At first glance, it had all the makings of a major drug bust. About 40 Lodi police and firefighters raided a commercial warehouse Tuesday, Sept. 14, and found 30 pot plants worth roughly $4,200, along with two pounds of what appeared to be crystal methamphetamine.
But the bust turned out to be, well ... a bust.
The Lodi man and his mother who rented the 1,500-square-foot shop had medical marijuana cards, making their small pot-growing operation perfectly legal. And the meth? That turned out to be plain old deodorizer used to mask the pungent smell of maturing marijuana plants.
But the case has highlighted the murky rules surrounding the legal cultivation of marijuana for medicinal use. Police are often forced to navigate the uncharted territory of determining which growing operations are legitimate and which are not.
“It puts the city in a very difficult position in terms of enforcement,” said Stephen Schwabauer, Lodi’s city attorney.
He said city officials have had to hold back from setting marijuana guidelines for law enforcement because state regulations are ever-changing, and any standards established by Lodi officials in the meantime will likely have to be altered.
The cultivation and distribution of medical marijuana isn’t governed by any California regulations. The state leaves it to county and city governments to establish pot-growing guidelines, which vary widely. For example, San Joaquin County allows 6 mature plants or 12 immature plants and up to 8 ounces of processed marijuana for legal operations. Sonoma County, meanwhile, allows the growing of up to 30 plants and permits the possession of three pounds of marijuana.
Although patients are required to receive a doctor’s prescription before obtaining a medicinal marijuana card, there is no system in place for various jurisdictions to keep track of who has them, according to George Mull, Sacramento attorney and founder of the California Cannabis Association. The result is that police have to decide which suspected pot building to raid and which to leave alone.
“You’re asking a police officer to act like a judge,” Mull said.
Police raided the warehouse on Auto Center Drive because neighboring businesses complained about the smell of marijuana wafting through the walls. Narcotics officers monitored the building for several days and unsuccessfully tried to contact the renter, Darren Dean.
“(The smell is) strong enough to upset us,” said Jeff Kester, owner of Embroidery Works next door to the growing house. “You’ve got to open the door so you don’t get a headache.”
Closer observation by narcotics investigators revealed that the building was using six times the amount of electricity commonly used by similar-sized tenants. Dean had told the property owner that the space was being used to store painting materials. Ladders, drop cloths and painting supplies were stored alongside the custom-built marijuana growing structure inside the small warehouse.
Part of the concern from city officials is safety. Firefighters frequently respond to fires started by poorly built marijuana growing equipment. Last month, an apartment in Boulder Creek near Santa Cruz was damaged by a fire sparked by jerry-rigged lighting fixtures in an in-house pot garden.

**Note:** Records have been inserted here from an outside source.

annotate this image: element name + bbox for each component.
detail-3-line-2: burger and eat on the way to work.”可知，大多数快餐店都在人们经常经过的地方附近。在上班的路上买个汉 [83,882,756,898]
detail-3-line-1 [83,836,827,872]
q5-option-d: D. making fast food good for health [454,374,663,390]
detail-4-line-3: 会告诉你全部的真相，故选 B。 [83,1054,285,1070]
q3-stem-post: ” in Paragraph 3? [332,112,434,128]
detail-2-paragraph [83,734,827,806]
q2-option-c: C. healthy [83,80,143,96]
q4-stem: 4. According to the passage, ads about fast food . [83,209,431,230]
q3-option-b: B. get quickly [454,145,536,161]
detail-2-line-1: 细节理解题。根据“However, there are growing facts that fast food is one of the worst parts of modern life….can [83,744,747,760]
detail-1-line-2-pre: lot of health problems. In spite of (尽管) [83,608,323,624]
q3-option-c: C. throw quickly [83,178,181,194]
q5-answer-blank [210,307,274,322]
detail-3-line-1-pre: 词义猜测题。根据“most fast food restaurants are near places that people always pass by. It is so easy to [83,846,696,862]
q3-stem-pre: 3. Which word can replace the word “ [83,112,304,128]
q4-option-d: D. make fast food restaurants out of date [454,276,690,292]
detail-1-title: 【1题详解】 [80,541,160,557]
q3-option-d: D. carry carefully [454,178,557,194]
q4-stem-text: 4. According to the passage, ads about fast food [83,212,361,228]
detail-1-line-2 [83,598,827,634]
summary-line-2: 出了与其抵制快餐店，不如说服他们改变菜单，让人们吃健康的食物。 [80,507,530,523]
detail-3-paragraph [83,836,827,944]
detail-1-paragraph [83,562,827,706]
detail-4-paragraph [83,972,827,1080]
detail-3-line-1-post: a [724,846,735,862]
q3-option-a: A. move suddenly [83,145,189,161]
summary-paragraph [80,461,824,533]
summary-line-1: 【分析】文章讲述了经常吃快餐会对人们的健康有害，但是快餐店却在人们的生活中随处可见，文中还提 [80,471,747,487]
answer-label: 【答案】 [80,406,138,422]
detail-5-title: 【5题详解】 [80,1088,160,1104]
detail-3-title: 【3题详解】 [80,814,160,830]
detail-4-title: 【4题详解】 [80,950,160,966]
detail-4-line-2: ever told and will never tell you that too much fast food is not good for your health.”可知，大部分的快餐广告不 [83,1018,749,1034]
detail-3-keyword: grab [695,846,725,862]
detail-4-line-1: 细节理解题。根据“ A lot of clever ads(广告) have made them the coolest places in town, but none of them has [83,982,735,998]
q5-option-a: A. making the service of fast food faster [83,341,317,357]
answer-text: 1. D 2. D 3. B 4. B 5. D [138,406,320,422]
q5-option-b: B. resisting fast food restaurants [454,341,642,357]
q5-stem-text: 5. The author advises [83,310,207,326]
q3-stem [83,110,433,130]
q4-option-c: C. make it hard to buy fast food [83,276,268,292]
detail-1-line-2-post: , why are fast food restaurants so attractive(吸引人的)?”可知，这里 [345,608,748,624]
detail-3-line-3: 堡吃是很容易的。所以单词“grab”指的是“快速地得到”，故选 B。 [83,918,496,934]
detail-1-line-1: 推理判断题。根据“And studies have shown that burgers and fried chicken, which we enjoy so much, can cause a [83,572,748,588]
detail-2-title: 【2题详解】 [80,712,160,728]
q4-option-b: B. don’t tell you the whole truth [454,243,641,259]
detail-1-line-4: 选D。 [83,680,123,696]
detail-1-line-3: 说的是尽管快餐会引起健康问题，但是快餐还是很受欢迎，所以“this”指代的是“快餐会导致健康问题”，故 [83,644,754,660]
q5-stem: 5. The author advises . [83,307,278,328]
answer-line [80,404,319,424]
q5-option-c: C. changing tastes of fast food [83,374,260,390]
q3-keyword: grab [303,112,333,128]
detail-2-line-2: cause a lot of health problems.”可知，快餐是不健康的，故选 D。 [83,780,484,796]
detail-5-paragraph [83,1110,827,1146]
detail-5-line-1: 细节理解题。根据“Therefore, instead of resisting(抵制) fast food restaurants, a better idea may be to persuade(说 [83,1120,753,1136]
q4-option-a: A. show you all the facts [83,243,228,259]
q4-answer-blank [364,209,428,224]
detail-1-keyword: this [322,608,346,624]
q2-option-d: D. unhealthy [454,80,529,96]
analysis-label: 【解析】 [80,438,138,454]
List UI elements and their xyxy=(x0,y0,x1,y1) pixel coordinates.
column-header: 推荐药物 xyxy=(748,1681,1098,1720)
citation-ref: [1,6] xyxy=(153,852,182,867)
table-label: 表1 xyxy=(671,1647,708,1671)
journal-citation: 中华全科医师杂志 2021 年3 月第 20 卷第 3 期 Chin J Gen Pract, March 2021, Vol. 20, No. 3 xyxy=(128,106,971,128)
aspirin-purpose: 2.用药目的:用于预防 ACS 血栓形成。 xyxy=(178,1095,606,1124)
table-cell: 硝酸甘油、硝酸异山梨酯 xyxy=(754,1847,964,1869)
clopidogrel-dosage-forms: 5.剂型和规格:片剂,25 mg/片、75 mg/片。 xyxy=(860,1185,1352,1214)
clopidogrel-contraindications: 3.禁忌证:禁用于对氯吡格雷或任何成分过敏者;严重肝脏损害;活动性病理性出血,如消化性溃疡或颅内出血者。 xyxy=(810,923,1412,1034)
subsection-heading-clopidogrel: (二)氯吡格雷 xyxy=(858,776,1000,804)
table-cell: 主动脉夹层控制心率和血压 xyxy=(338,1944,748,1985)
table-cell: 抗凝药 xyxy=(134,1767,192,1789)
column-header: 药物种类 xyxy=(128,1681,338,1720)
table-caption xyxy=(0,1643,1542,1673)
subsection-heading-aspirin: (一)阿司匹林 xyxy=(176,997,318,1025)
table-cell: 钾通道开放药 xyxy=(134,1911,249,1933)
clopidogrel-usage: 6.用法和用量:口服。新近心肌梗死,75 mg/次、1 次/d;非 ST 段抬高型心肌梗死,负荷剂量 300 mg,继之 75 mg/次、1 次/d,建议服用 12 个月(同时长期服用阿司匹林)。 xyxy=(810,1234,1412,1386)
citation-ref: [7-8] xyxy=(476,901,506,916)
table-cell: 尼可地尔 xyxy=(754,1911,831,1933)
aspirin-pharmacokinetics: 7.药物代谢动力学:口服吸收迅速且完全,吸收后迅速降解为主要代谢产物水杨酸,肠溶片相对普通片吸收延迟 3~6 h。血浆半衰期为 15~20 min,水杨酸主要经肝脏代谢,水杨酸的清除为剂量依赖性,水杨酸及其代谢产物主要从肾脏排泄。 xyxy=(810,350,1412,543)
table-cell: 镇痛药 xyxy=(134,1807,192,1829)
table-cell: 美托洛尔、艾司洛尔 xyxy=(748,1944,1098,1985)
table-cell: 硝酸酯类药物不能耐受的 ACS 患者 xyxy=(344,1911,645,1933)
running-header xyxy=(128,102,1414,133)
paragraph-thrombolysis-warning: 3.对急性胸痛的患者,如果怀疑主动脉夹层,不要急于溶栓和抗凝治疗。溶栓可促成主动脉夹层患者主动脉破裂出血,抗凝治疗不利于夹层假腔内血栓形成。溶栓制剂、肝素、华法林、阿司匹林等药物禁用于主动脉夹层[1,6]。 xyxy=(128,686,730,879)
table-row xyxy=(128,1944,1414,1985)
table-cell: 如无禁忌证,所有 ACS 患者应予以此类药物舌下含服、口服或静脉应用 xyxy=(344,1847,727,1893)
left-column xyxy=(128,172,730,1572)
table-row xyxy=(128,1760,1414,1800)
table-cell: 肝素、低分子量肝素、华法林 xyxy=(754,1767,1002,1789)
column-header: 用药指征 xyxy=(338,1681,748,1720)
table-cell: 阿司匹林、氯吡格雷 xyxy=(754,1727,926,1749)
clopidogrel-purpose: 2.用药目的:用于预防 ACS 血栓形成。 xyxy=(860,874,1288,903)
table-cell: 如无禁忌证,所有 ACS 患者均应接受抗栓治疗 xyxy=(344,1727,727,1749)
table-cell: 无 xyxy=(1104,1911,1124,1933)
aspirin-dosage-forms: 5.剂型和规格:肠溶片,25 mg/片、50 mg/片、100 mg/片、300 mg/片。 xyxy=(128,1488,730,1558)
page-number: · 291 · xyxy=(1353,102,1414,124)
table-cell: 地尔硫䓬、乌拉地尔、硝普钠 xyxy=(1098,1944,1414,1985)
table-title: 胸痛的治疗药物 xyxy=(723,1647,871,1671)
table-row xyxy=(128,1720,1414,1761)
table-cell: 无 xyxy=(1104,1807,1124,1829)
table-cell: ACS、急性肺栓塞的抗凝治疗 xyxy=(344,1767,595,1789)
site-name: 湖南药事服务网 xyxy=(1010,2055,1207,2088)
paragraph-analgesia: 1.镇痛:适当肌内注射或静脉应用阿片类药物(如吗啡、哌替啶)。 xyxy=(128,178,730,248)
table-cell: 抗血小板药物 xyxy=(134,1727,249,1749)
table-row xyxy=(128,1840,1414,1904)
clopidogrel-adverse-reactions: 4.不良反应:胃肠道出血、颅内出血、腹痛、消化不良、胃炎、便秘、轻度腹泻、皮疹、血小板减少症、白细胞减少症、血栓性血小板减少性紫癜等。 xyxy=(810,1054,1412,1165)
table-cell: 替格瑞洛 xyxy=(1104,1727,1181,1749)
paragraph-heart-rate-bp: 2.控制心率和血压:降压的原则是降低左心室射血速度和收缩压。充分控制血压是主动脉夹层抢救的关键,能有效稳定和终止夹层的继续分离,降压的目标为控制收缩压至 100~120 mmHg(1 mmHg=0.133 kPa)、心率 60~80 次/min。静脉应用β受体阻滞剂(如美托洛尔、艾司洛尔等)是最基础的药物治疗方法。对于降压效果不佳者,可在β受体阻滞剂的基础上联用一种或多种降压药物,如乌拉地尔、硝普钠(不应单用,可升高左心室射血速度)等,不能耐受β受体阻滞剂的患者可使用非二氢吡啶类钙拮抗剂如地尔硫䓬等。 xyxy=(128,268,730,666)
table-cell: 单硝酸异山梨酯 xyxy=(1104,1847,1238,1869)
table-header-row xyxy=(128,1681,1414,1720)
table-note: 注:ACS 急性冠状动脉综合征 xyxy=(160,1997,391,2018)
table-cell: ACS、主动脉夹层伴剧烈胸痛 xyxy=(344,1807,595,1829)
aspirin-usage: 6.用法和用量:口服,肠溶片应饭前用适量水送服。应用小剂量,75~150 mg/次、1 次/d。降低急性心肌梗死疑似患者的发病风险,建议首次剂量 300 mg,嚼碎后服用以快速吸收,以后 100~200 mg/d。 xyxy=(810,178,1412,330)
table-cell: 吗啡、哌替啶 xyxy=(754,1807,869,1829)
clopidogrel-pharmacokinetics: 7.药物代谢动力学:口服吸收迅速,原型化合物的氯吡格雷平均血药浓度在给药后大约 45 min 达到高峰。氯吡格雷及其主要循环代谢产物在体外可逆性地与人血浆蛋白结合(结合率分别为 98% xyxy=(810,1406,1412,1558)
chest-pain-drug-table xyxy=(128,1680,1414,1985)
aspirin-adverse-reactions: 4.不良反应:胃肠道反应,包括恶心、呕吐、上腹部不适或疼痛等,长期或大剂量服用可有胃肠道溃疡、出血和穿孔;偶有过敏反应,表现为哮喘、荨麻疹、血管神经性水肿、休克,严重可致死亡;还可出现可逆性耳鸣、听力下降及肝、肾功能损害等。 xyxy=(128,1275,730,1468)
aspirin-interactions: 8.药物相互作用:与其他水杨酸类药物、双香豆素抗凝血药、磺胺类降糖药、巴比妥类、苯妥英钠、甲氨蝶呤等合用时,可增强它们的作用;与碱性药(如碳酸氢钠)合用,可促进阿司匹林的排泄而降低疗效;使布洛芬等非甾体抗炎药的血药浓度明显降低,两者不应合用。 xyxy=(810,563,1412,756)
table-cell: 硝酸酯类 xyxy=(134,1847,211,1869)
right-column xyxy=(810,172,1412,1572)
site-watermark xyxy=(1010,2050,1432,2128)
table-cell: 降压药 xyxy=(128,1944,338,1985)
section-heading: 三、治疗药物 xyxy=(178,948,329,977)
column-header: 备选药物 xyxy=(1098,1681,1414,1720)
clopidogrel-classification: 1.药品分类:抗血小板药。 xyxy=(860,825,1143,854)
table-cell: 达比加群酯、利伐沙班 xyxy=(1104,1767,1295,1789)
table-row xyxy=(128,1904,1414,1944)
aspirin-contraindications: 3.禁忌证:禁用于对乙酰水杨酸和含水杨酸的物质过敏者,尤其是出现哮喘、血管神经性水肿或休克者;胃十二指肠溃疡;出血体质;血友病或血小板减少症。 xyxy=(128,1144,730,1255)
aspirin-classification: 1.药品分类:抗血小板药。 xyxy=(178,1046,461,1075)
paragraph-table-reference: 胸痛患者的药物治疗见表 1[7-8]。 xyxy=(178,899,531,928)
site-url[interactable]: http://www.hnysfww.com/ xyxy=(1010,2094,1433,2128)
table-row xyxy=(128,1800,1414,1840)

In fact, it is more common for pot growers to be cited for building code violations than for growing the drug itself, according to Mull. Growers frequently overtax indoor electrical lines by adding additional outlets for lights meant to nourish the plants. The moisture given off by indoor marijuana gardens can also lead to problems with toxic black mold.
Mull said he couldn’t think of any state law that specifically prohibits growing in industrial buildings, and the laws that apply to ordinary indoor vegetable growing generally apply to marijuana growing operations as well.
“Unless you have an ordinance in place, you don’t need a special permit (to grow marijuana),” he said.
But marijuana advocates like Mull and law enforcement officials agree that the lack of an official permit process has led to misunderstandings like the Dean raid.
“There’s no way to know unless someone puts a sign in front of their house saying they’re a legal grower,” said Gary Armstrong, retired Stockton police officer and past president of the California Narcotic Officers Association.
According to Lodi spokesperson Jeff Hood, the Lodi Fire Department spent $1,600 for 18 hours of overtime for fire responders for the Dean incident. The Lodi Police Department didn’t incur any extra cost from the raid, but Hood said the real costs come from lost opportunity and wasted time.
“It would be a lot easier if it was a legal prescription drug that you picked up at the pharmacy,” Schwabauer said.
In November, Californians will vote on whether to further broaden the definition of legal pot and enact some form of taxation. Proposition 19 permits local governments to impose and collect taxes from marijuana growers and sellers. Proponents hope the initiative will help clear up some of the confusion over how to regulate the substance. Law enforcement officials almost universally oppose the proposition, saying it will further muddy the waters of drug enforcement.
Regardless of whether the law passes, the sale and possession of marijuana remains illegal under the federal Controlled Substances Act.
According to Dean’s neighbors, he has been allowed two weeks to harvest his crop before the property owner begins the process of evicting him.
“I’d like to know if this is legal or illegal — bottom line,” said Armstrong.